FIG. 1 shows a modified spinner flask (main body made of glass). 1 is a glass cell sedimentation tube (exhaust port), 2 is a glass column addition port, 3 is a stainless steel shaft, 4 is a Teflon sampling tube, 5 is a stainless steel air inlet,
6 is a stainless steel air outlet, 7 is a Teflon rotating shaft, 8 is a Teflon rotor, 9 is a silicone stopper,
10 represents a cap made of heat-resistant plastic, and 11 represents a hammer opening. The capacity of 1 is about 120 [, the caliber of 2 and 3 is about 7 winds, 4,
5 and 6 have a diameter of about 3 feet, 7 has a diameter of about 19 capes and a height of about 3 feet, 8 has a diameter of 12.5 and a length of about 75 legs, 1 and 1 have a diameter of about 4
2 willows, about 37.5 skins long. FIG. 2 is a plan view of the modified spinner flask. FIG. 3 shows an example of a large-scale culture tank and a high-density cell culture device including the same. 12 shows the culture tank main body, 13 shows the cell sedimentation tube (discharge pipe), 14 shows the neck azusa wing, 15
1.7 is a pump for discharging medium, 16 is a pump for adding medium.
18 shows an addition tower base tank and a sterile filter.

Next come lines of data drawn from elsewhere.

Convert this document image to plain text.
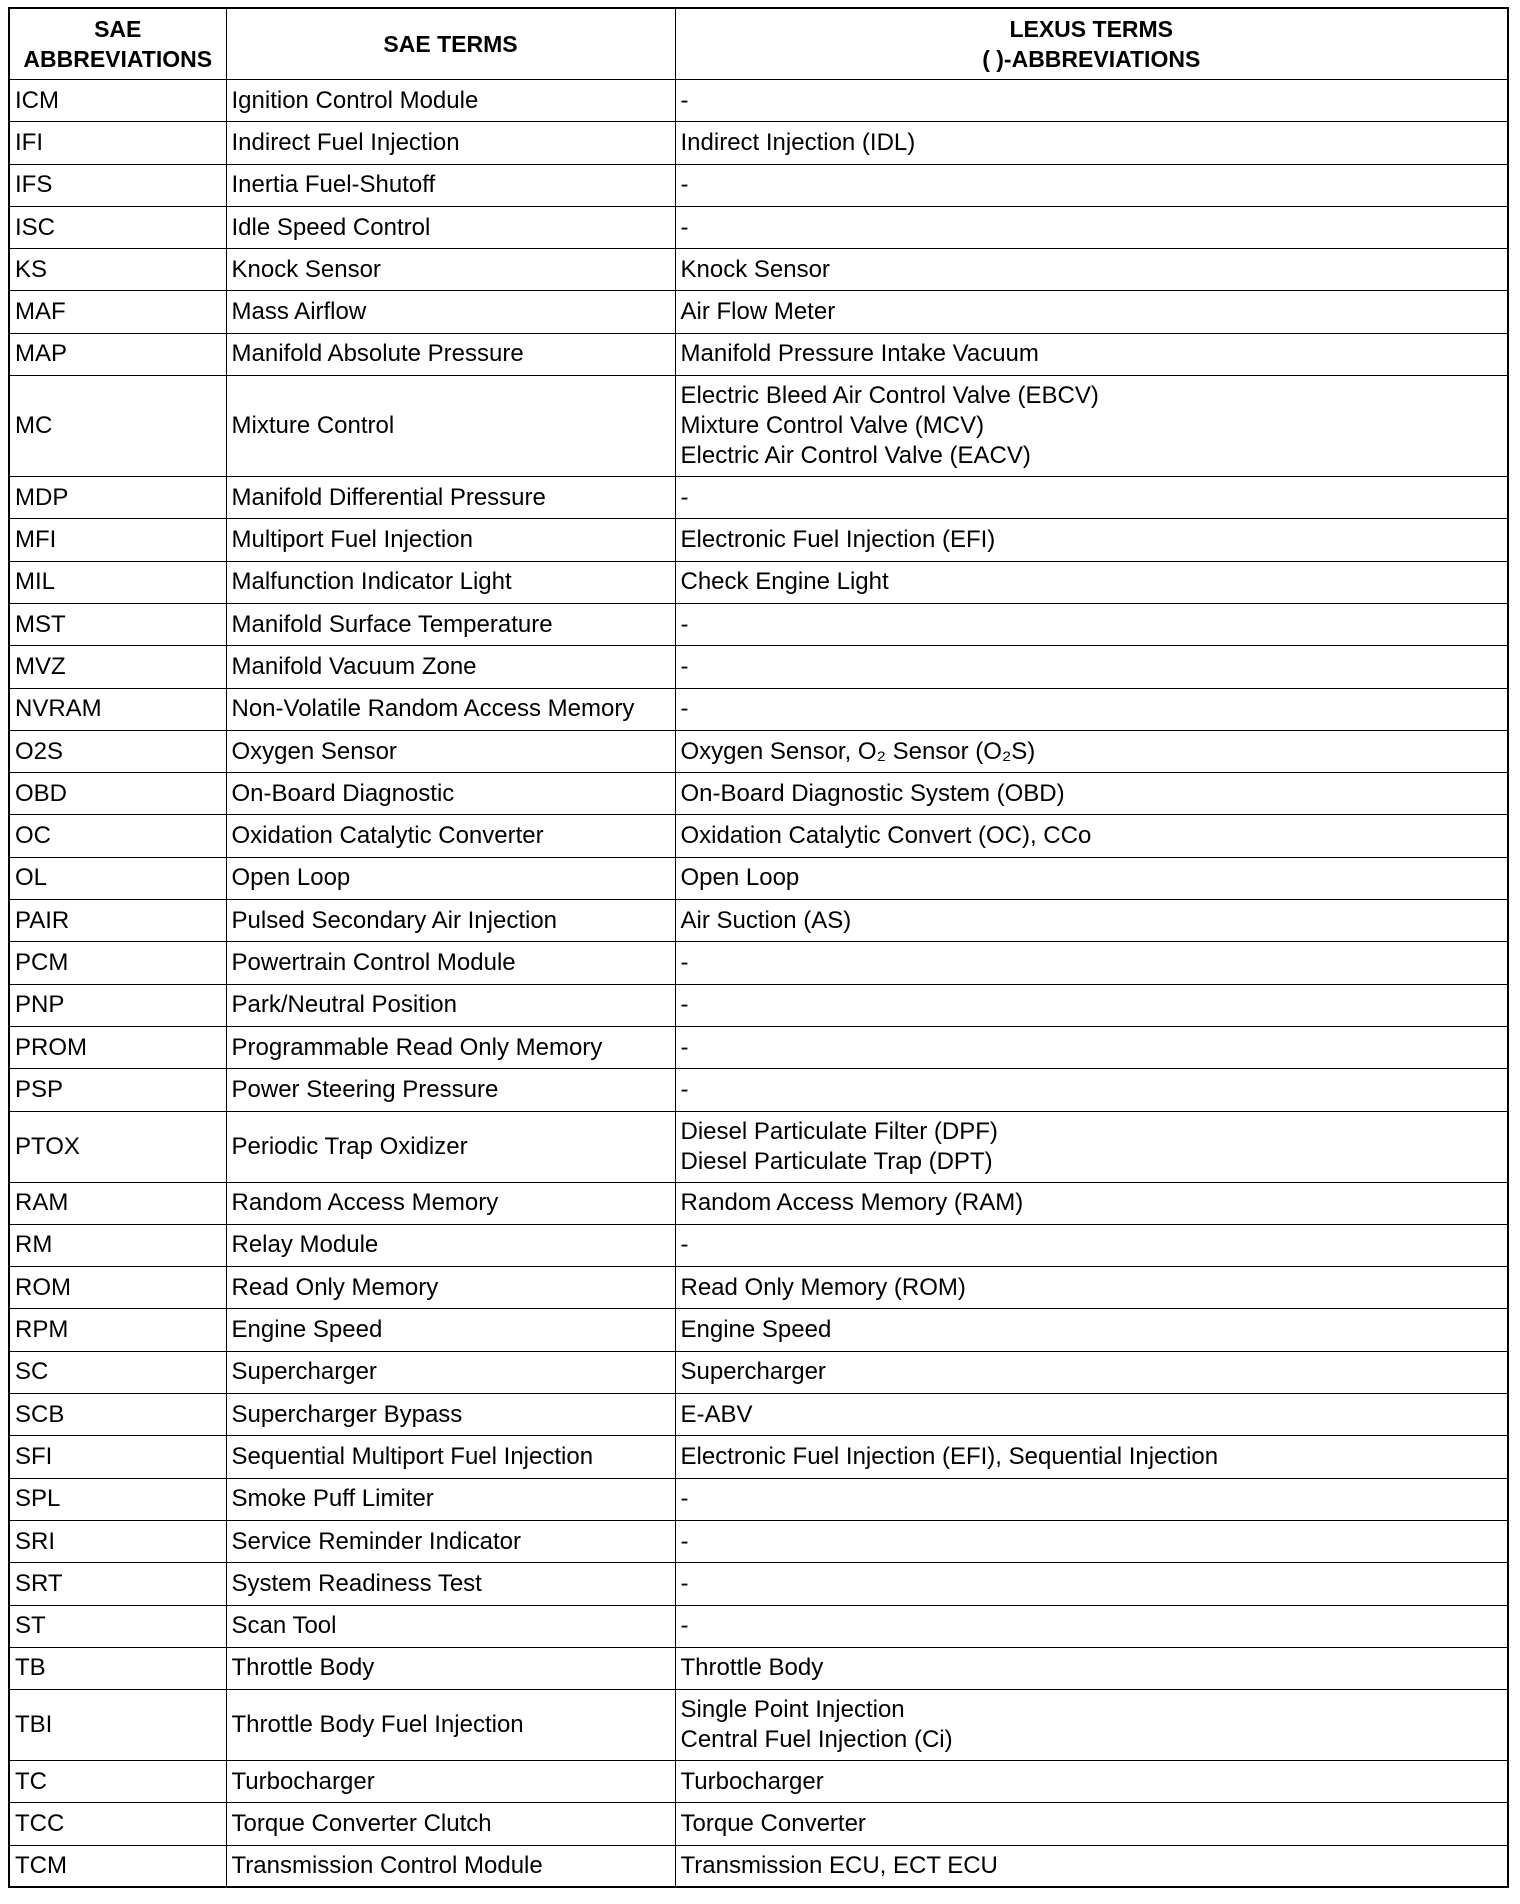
SAE
ABBREVIATIONS	SAE TERMS	LEXUS TERMS
( )-ABBREVIATIONS

ICM	Ignition Control Module	-

IFI	Indirect Fuel Injection	Indirect Injection (IDL)

IFS	Inertia Fuel-Shutoff	-

ISC	Idle Speed Control	-

KS	Knock Sensor	Knock Sensor

MAF	Mass Airflow	Air Flow Meter

MAP	Manifold Absolute Pressure	Manifold Pressure Intake Vacuum

MC	Mixture Control	Electric Bleed Air Control Valve (EBCV)
Mixture Control Valve (MCV)
Electric Air Control Valve (EACV)

MDP	Manifold Differential Pressure	-

MFI	Multiport Fuel Injection	Electronic Fuel Injection (EFI)

MIL	Malfunction Indicator Light	Check Engine Light

MST	Manifold Surface Temperature	-

MVZ	Manifold Vacuum Zone	-

NVRAM	Non-Volatile Random Access Memory	-

O2S	Oxygen Sensor	Oxygen Sensor, O₂ Sensor (O₂S)

OBD	On-Board Diagnostic	On-Board Diagnostic System (OBD)

OC	Oxidation Catalytic Converter	Oxidation Catalytic Convert (OC), CCo

OL	Open Loop	Open Loop

PAIR	Pulsed Secondary Air Injection	Air Suction (AS)

PCM	Powertrain Control Module	-

PNP	Park/Neutral Position	-

PROM	Programmable Read Only Memory	-

PSP	Power Steering Pressure	-

PTOX	Periodic Trap Oxidizer	Diesel Particulate Filter (DPF)
Diesel Particulate Trap (DPT)

RAM	Random Access Memory	Random Access Memory (RAM)

RM	Relay Module	-

ROM	Read Only Memory	Read Only Memory (ROM)

RPM	Engine Speed	Engine Speed

SC	Supercharger	Supercharger

SCB	Supercharger Bypass	E-ABV

SFI	Sequential Multiport Fuel Injection	Electronic Fuel Injection (EFI), Sequential Injection

SPL	Smoke Puff Limiter	-

SRI	Service Reminder Indicator	-

SRT	System Readiness Test	-

ST	Scan Tool	-

TB	Throttle Body	Throttle Body

TBI	Throttle Body Fuel Injection	Single Point Injection
Central Fuel Injection (Ci)

TC	Turbocharger	Turbocharger

TCC	Torque Converter Clutch	Torque Converter

TCM	Transmission Control Module	Transmission ECU, ECT ECU
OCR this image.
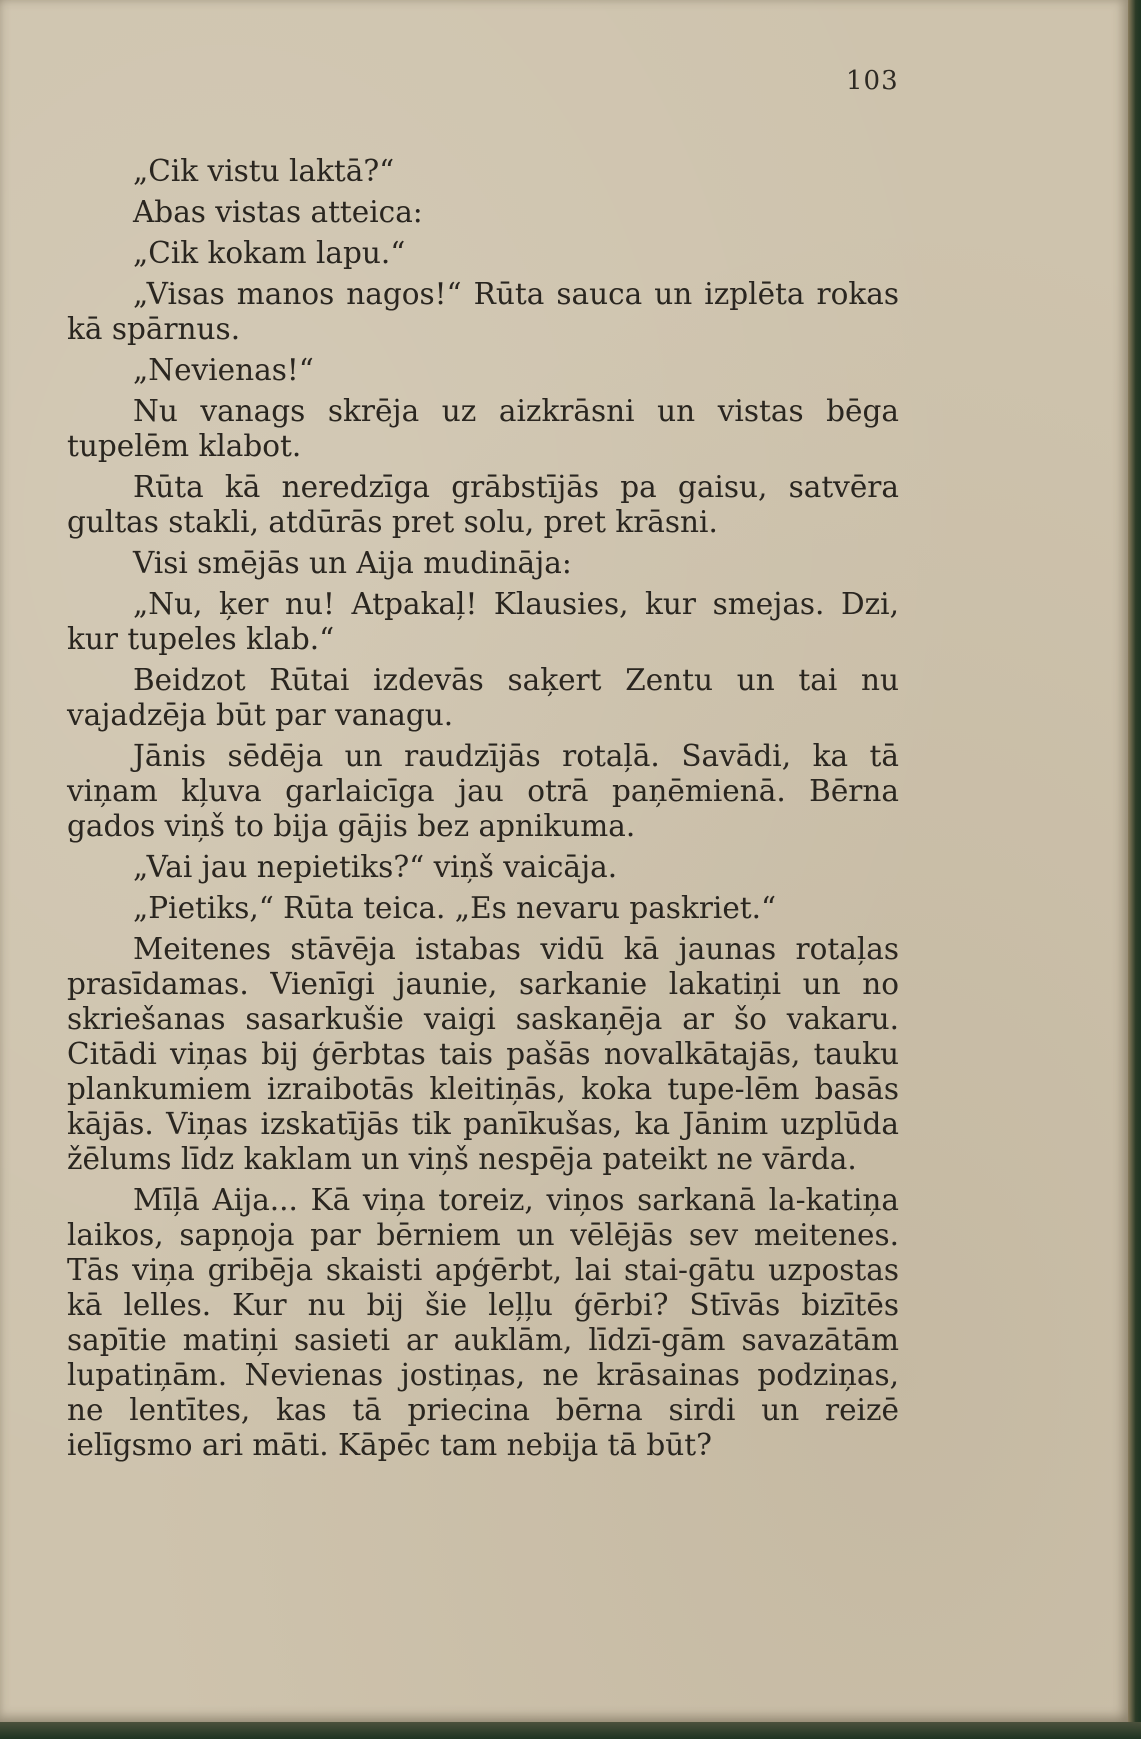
103

„Cik vistu laktā?“

Abas vistas atteica:

„Cik kokam lapu.“

„Visas manos nagos!“ Rūta sauca un izplēta rokas kā spārnus.

„Nevienas!“

Nu vanags skrēja uz aizkrāsni un vistas bēga tupelēm klabot.

Rūta kā neredzīga grābstījās pa gaisu, satvēra gultas stakli, atdūrās pret solu, pret krāsni.

Visi smējās un Aija mudināja:

„Nu, ķer nu! Atpakaļ! Klausies, kur smejas. Dzi, kur tupeles klab.“

Beidzot Rūtai izdevās saķert Zentu un tai nu vajadzēja būt par vanagu.

Jānis sēdēja un raudzījās rotaļā. Savādi, ka tā viņam kļuva garlaicīga jau otrā paņēmienā. Bērna gados viņš to bija gājis bez apnikuma.

„Vai jau nepietiks?“ viņš vaicāja.

„Pietiks,“ Rūta teica. „Es nevaru paskriet.“

Meitenes stāvēja istabas vidū kā jaunas rotaļas prasīdamas. Vienīgi jaunie, sarkanie lakatiņi un no skriešanas sasarkušie vaigi saskaņēja ar šo vakaru. Citādi viņas bij ģērbtas tais pašās novalkātajās, tauku plankumiem izraibotās kleitiņās, koka tupe-lēm basās kājās. Viņas izskatījās tik panīkušas, ka Jānim uzplūda žēlums līdz kaklam un viņš nespēja pateikt ne vārda.

Mīļā Aija... Kā viņa toreiz, viņos sarkanā la-katiņa laikos, sapņoja par bērniem un vēlējās sev meitenes. Tās viņa gribēja skaisti apģērbt, lai stai-gātu uzpostas kā lelles. Kur nu bij šie leļļu ģērbi? Stīvās bizītēs sapītie matiņi sasieti ar auklām, līdzī-gām savazātām lupatiņām. Nevienas jostiņas, ne krāsainas podziņas, ne lentītes, kas tā priecina bērna sirdi un reizē ielīgsmo ari māti. Kāpēc tam nebija tā būt?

FIG. 4 shows the relationship between the culture time (axis) and the number of viable cells (vertical axis) in Example 1. Solid line 1 represents the number of live cells obtained by the method of the present invention using a cell sedimentation tube, and dotted line 2 represents the number of live cells obtained by the conventional culture method. Figure 1 Figure 2 Figure 3 Figure 4

Claims (1)

[Claims] 1. Animal cells induced with an interferon inducer are cultured by continuously adding fresh medium to the culture medium and separating the culture supernatant, and interferon produced from the separated supernatant is collected. An efficient method for producing interferon.